Camilo Sánchez, presidente de Andesco
Tomado de Portafolio
Desde hace más de tres años hemos insistido en medidas estructurales para solventar exitosamente la crisis de Air-e y ha habido oídos sordos para ello.
Hay una inminente materialización del riesgo sistémico en el sector energético por la mala gestión durante la intervención de dicha empresa, generando el impago de sus costos de operación a los generadores, transmisores y proveedores, entre otros; así como la falta de asignación presupuestal del Fondo de la Superservicios y su seguimiento. La posibilidad de colapso es cada vez mayor, llevándonos a tener en cuenta una propuesta controversial como alternativa.
Este proyecto de resolución busca establecer un sobrecargo de $8/kWh en la tarifa de todos los usuarios, sin distingo de estrato, para pagar principalmente la deuda de Air-e, lo que amerita varias reflexiones. Primero, esta intervención ha sido un fracaso por la mala gestión administrativa y financiera de la Superservicios y su agente interventor, que llevaron a pasar de deber $500 mil millones en el momento de la toma por parte del Gobierno, a adeudar actualmente cerca de $2,3 billones a las empresas transmisoras, generadoras y otros agentes, según XM.
Es importante aclarar que este cobro adicional sólo ayudaría a cubrir parcialmente la deuda en $650 mil millones anuales, por lo que necesitaríamos más de tres años para cubrir el hueco actual bajo la premisa que no persista el desangre.

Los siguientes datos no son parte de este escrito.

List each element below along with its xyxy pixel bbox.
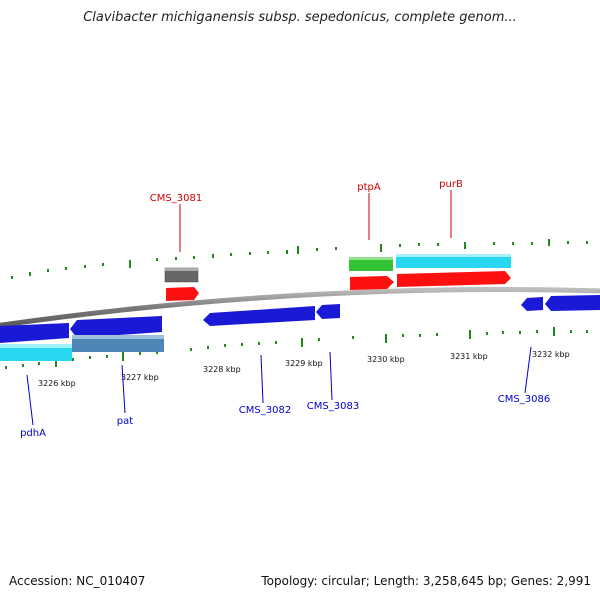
gene-label-cms3086[interactable]: CMS_3086 — [498, 394, 550, 405]
feature-steel-pat[interactable] — [72, 335, 164, 352]
axis-label-3232: 3232 kbp — [532, 350, 570, 359]
feature-red-purB-arrow[interactable] — [397, 271, 511, 287]
axis-label-3228: 3228 kbp — [203, 365, 241, 374]
accession-label: Accession: NC_010407 — [9, 574, 146, 588]
leader-pat — [121, 364, 126, 414]
feature-blue-left[interactable] — [0, 323, 69, 343]
feature-cyan-pdhA[interactable] — [0, 344, 72, 361]
leader-cms3082 — [260, 354, 264, 404]
gene-label-pat[interactable]: pat — [117, 416, 133, 427]
leader-cms3086 — [524, 346, 532, 394]
inner-tick-row — [5, 327, 588, 369]
feature-green-ptpA[interactable] — [349, 257, 393, 271]
feature-blue-pat-region[interactable] — [70, 316, 162, 338]
gene-label-ptpA[interactable]: ptpA — [357, 182, 381, 193]
leader-cms3083 — [329, 351, 333, 401]
axis-label-3227: 3227 kbp — [121, 373, 159, 382]
gene-label-cms3082[interactable]: CMS_3082 — [239, 405, 291, 416]
feature-red-ptpA-arrow[interactable] — [350, 276, 394, 290]
features-red — [166, 271, 511, 301]
features-outer — [164, 254, 511, 283]
feature-blue-cms3086-b[interactable] — [545, 295, 600, 311]
gene-label-cms3081[interactable]: CMS_3081 — [150, 193, 202, 204]
gene-label-purB[interactable]: purB — [439, 179, 463, 190]
genome-summary-label: Topology: circular; Length: 3,258,645 bp… — [261, 574, 591, 588]
features-blue — [0, 295, 600, 343]
feature-blue-cms3082[interactable] — [203, 306, 315, 326]
feature-red-cms3081-arrow[interactable] — [166, 287, 199, 301]
axis-label-3226: 3226 kbp — [38, 379, 76, 388]
outer-tick-row — [11, 239, 588, 279]
map-title: Clavibacter michiganensis subsp. sepedon… — [83, 10, 517, 25]
feature-blue-cms3086-a[interactable] — [521, 297, 543, 311]
genome-backbone — [0, 286, 600, 328]
axis-label-3231: 3231 kbp — [450, 352, 488, 361]
axis-label-3229: 3229 kbp — [285, 359, 323, 368]
feature-blue-cms3083[interactable] — [316, 304, 340, 319]
feature-cyan-purB[interactable] — [396, 254, 511, 268]
leader-pdhA — [26, 374, 34, 426]
features-bottom — [0, 335, 164, 361]
gene-label-pdhA[interactable]: pdhA — [20, 428, 46, 439]
axis-label-3230: 3230 kbp — [367, 355, 405, 364]
gene-label-cms3083[interactable]: CMS_3083 — [307, 401, 359, 412]
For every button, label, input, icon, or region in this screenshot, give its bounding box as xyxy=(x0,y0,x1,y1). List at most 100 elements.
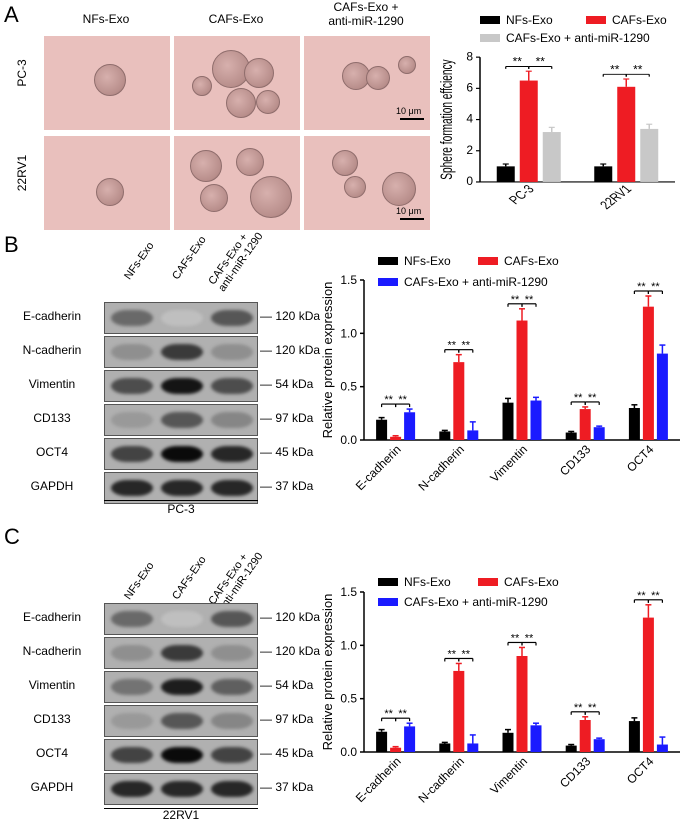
y-tick-label: 4 xyxy=(466,112,473,126)
panel-a-row-pc3: PC-3 xyxy=(15,59,29,87)
panel-b-underline xyxy=(104,500,258,501)
blot-band xyxy=(161,780,203,798)
bar xyxy=(439,743,451,752)
x-tick-label: Vimentin xyxy=(487,754,530,797)
legend-label: NFs-Exo xyxy=(404,254,451,268)
panel-b-blot-row xyxy=(104,472,258,504)
x-tick-label: 22RV1 xyxy=(597,182,635,212)
blot-band xyxy=(111,309,153,327)
panel-b-col-cafs: CAFs-Exo xyxy=(170,234,209,282)
panel-c-protein-label: N-cadherin xyxy=(22,644,82,658)
significance-label: ** xyxy=(651,590,660,602)
bar xyxy=(594,166,613,182)
y-tick-label: 1.5 xyxy=(340,585,357,599)
blot-band xyxy=(111,445,153,463)
panel-b-protein-label: Vimentin xyxy=(28,377,76,391)
legend-label: CAFs-Exo + anti-miR-1290 xyxy=(404,275,548,289)
y-tick-label: 1.0 xyxy=(340,326,357,340)
blot-band xyxy=(161,479,203,497)
bar xyxy=(593,427,605,440)
x-tick-label: N-cadherin xyxy=(416,442,467,493)
micrograph-22rv1-cafs xyxy=(174,136,300,230)
panel-b-col-anti: CAFs-Exo + anti-miR-1290 xyxy=(206,230,266,294)
significance-label: ** xyxy=(462,340,471,352)
significance-label: ** xyxy=(384,708,393,720)
panel-a-col-nfs: NFs-Exo xyxy=(82,12,130,26)
blot-band xyxy=(161,746,203,764)
y-axis-label: Relative protein expression xyxy=(320,594,335,751)
blot-band xyxy=(211,746,253,764)
bar xyxy=(404,412,416,440)
panel-label-b: B xyxy=(4,232,19,257)
panel-b-cell-line: PC-3 xyxy=(167,502,195,516)
bar xyxy=(453,670,465,752)
panel-b-kda-label: — 120 kDa xyxy=(260,343,321,357)
significance-label: ** xyxy=(448,340,457,352)
bar xyxy=(390,747,402,752)
legend-label: CAFs-Exo + anti-miR-1290 xyxy=(506,31,650,45)
significance-label: ** xyxy=(448,648,457,660)
legend-swatch xyxy=(478,578,498,586)
y-axis-label: Sphere formation effciency xyxy=(440,59,456,179)
panel-c-underline xyxy=(104,808,258,809)
panel-label-c: C xyxy=(4,524,20,549)
panel-a-col-anti: CAFs-Exo + anti-miR-1290 xyxy=(328,0,404,28)
bar xyxy=(628,721,640,752)
panel-b-kda-label: — 45 kDa xyxy=(260,445,314,459)
blot-band xyxy=(211,411,253,429)
significance-label: ** xyxy=(637,281,646,293)
legend-swatch xyxy=(480,16,500,24)
blot-band xyxy=(211,712,253,730)
legend-swatch xyxy=(586,16,606,24)
significance-label: ** xyxy=(574,702,583,714)
y-tick-label: 0 xyxy=(466,174,473,188)
legend-label: CAFs-Exo xyxy=(504,575,559,589)
panel-b-kda-label: — 97 kDa xyxy=(260,411,314,425)
blot-band xyxy=(211,479,253,497)
panel-b-blot-row xyxy=(104,336,258,368)
bar xyxy=(542,132,561,182)
y-tick-label: 2 xyxy=(466,143,473,157)
blot-band xyxy=(111,712,153,730)
panel-c-blot-row xyxy=(104,739,258,771)
panel-b-protein-label: N-cadherin xyxy=(22,343,82,357)
micrograph-pc3-anti: 10 μm xyxy=(304,36,430,130)
significance-label: ** xyxy=(511,632,520,644)
blot-band xyxy=(161,678,203,696)
blot-band xyxy=(211,780,253,798)
significance-label: ** xyxy=(511,294,520,306)
blot-band xyxy=(161,411,203,429)
micrograph-22rv1-anti: 10 μm xyxy=(304,136,430,230)
x-tick-label: CD133 xyxy=(557,442,594,479)
significance-label: ** xyxy=(588,392,597,404)
bar xyxy=(593,739,605,752)
panel-b-protein-label: OCT4 xyxy=(35,445,68,459)
blot-band xyxy=(161,377,203,395)
panel-c-col-cafs: CAFs-Exo xyxy=(170,554,209,602)
blot-band xyxy=(111,678,153,696)
micrograph-pc3-nfs xyxy=(44,36,170,130)
blot-band xyxy=(211,377,253,395)
scale-label-22rv1: 10 μm xyxy=(396,206,422,216)
bar xyxy=(390,436,402,440)
y-tick-label: 8 xyxy=(466,49,473,63)
panel-b-protein-label: E-cadherin xyxy=(22,309,82,323)
bar xyxy=(579,409,591,440)
panel-b-kda-label: — 54 kDa xyxy=(260,377,314,391)
bar xyxy=(502,732,514,752)
bar xyxy=(530,725,542,752)
blot-band xyxy=(111,746,153,764)
x-tick-label: PC-3 xyxy=(506,182,538,207)
legend-swatch xyxy=(378,257,398,265)
legend-label: CAFs-Exo xyxy=(504,254,559,268)
legend-label: NFs-Exo xyxy=(506,13,553,27)
bar xyxy=(376,731,388,752)
significance-label: ** xyxy=(588,702,597,714)
x-tick-label: E-cadherin xyxy=(353,754,404,805)
blot-band xyxy=(111,644,153,662)
chart-a-plot-group: 0 2 4 6 8 Sphere formation effciency ** ** PC-3 *… xyxy=(440,49,675,212)
panel-c-kda-label: — 45 kDa xyxy=(260,746,314,760)
panel-c-protein-label: Vimentin xyxy=(28,678,76,692)
panel-a-col-cafs: CAFs-Exo xyxy=(208,12,264,26)
significance-label: ** xyxy=(398,708,407,720)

Para cauterizar las venas rotas existentes es necesario tener condicionamientos para evitar que se sigan tomando medidas simultáneas por parte del Ministerio de Minas y Energía, como anunciar que Air-e va a congelar sus tarifas o seguir creciendo la nómina como ya ocurrió, porque lo único que se lograría es generar un barril sin fondo, que mata su propuesta inicial porque solo alejará las causas del problema para que estalle en el próximo Gobierno.
Igualmente, desde el sector exigiremos la creación de una mesa de seguimiento donde la Contraloría y la Procuraduría hagan las auditorías permanentes y en tiempo real para evitar que los sobrecostos, corrupción y populismo eviten su recuperación; además, la empresa deberá tener acciones firmes contra la mora y el fraude, y que la Superservicios defina la solución empresarial definitiva. De lo contrario será otra costosa cortina de humo que solo dilate y no solucione.

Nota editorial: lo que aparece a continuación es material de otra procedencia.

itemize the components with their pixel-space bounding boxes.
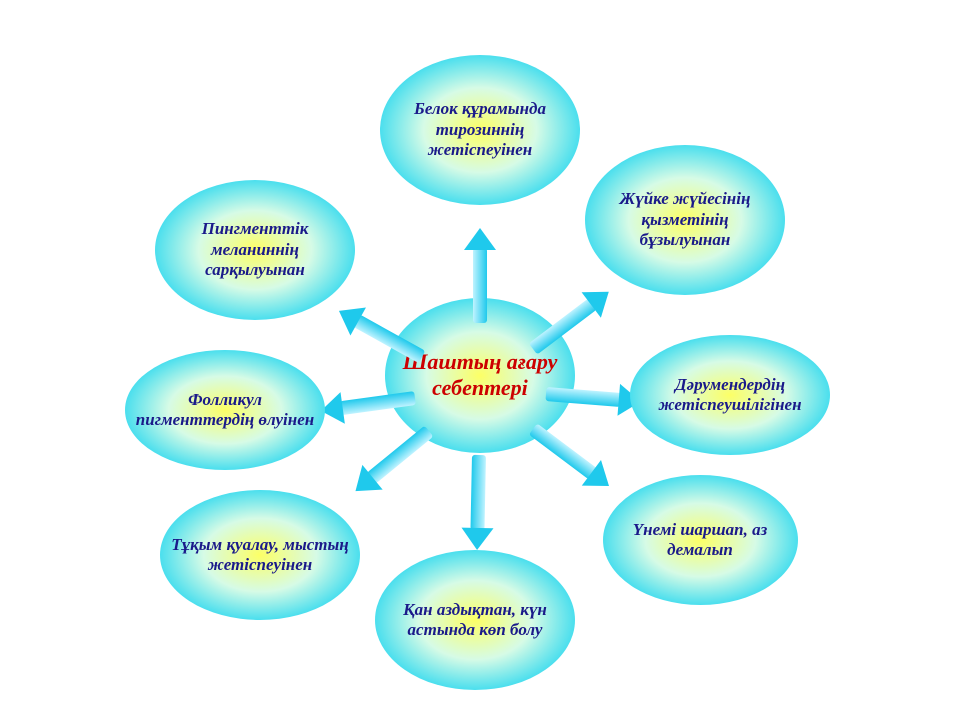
node-nerve: Жүйке жүйесінің қызметінің бұзылуынан xyxy=(585,145,785,295)
node-follicle: Фолликул пигменттердің өлуінен xyxy=(125,350,325,470)
diagram-stage: Шаштың ағару себептеріБелок құрамында ти… xyxy=(0,0,960,720)
arrow-protein xyxy=(466,228,494,323)
node-tired-label: Үнемі шаршап, аз демалып xyxy=(613,520,788,561)
arrow-heredity xyxy=(347,420,438,502)
node-melanin-label: Пингменттік меланиннің сарқылуынан xyxy=(165,219,345,280)
node-anemia-label: Қан аздықтан, күн астында көп болу xyxy=(385,600,565,641)
node-vitamin: Дәрумендердің жетіспеушілігінен xyxy=(630,335,830,455)
node-nerve-label: Жүйке жүйесінің қызметінің бұзылуынан xyxy=(595,189,775,250)
node-protein-label: Белок құрамында тирозиннің жетіспеуінен xyxy=(390,99,570,160)
node-melanin: Пингменттік меланиннің сарқылуынан xyxy=(155,180,355,320)
node-heredity-label: Тұқым қуалау, мыстың жетіспеуінен xyxy=(170,535,350,576)
node-follicle-label: Фолликул пигменттердің өлуінен xyxy=(135,390,315,431)
arrow-anemia xyxy=(463,455,493,551)
node-tired: Үнемі шаршап, аз демалып xyxy=(603,475,798,605)
arrow-tired xyxy=(524,417,617,496)
node-anemia: Қан аздықтан, күн астында көп болу xyxy=(375,550,575,690)
node-vitamin-label: Дәрумендердің жетіспеушілігінен xyxy=(640,375,820,416)
node-protein: Белок құрамында тирозиннің жетіспеуінен xyxy=(380,55,580,205)
node-heredity: Тұқым қуалау, мыстың жетіспеуінен xyxy=(160,490,360,620)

Una propuesta de incrementar tarifas en otro Gobierno diferente al actual sería imposible de implementar, porque terminaríamos en el mejor de los casos en manifestaciones violentas, es por esto que ante la problemática sistémica habrá que actuar como dicen en la Costa, «del ahogado el sombrero» pero evitando que «para tapar el hueco, tengamos que seguir cavando».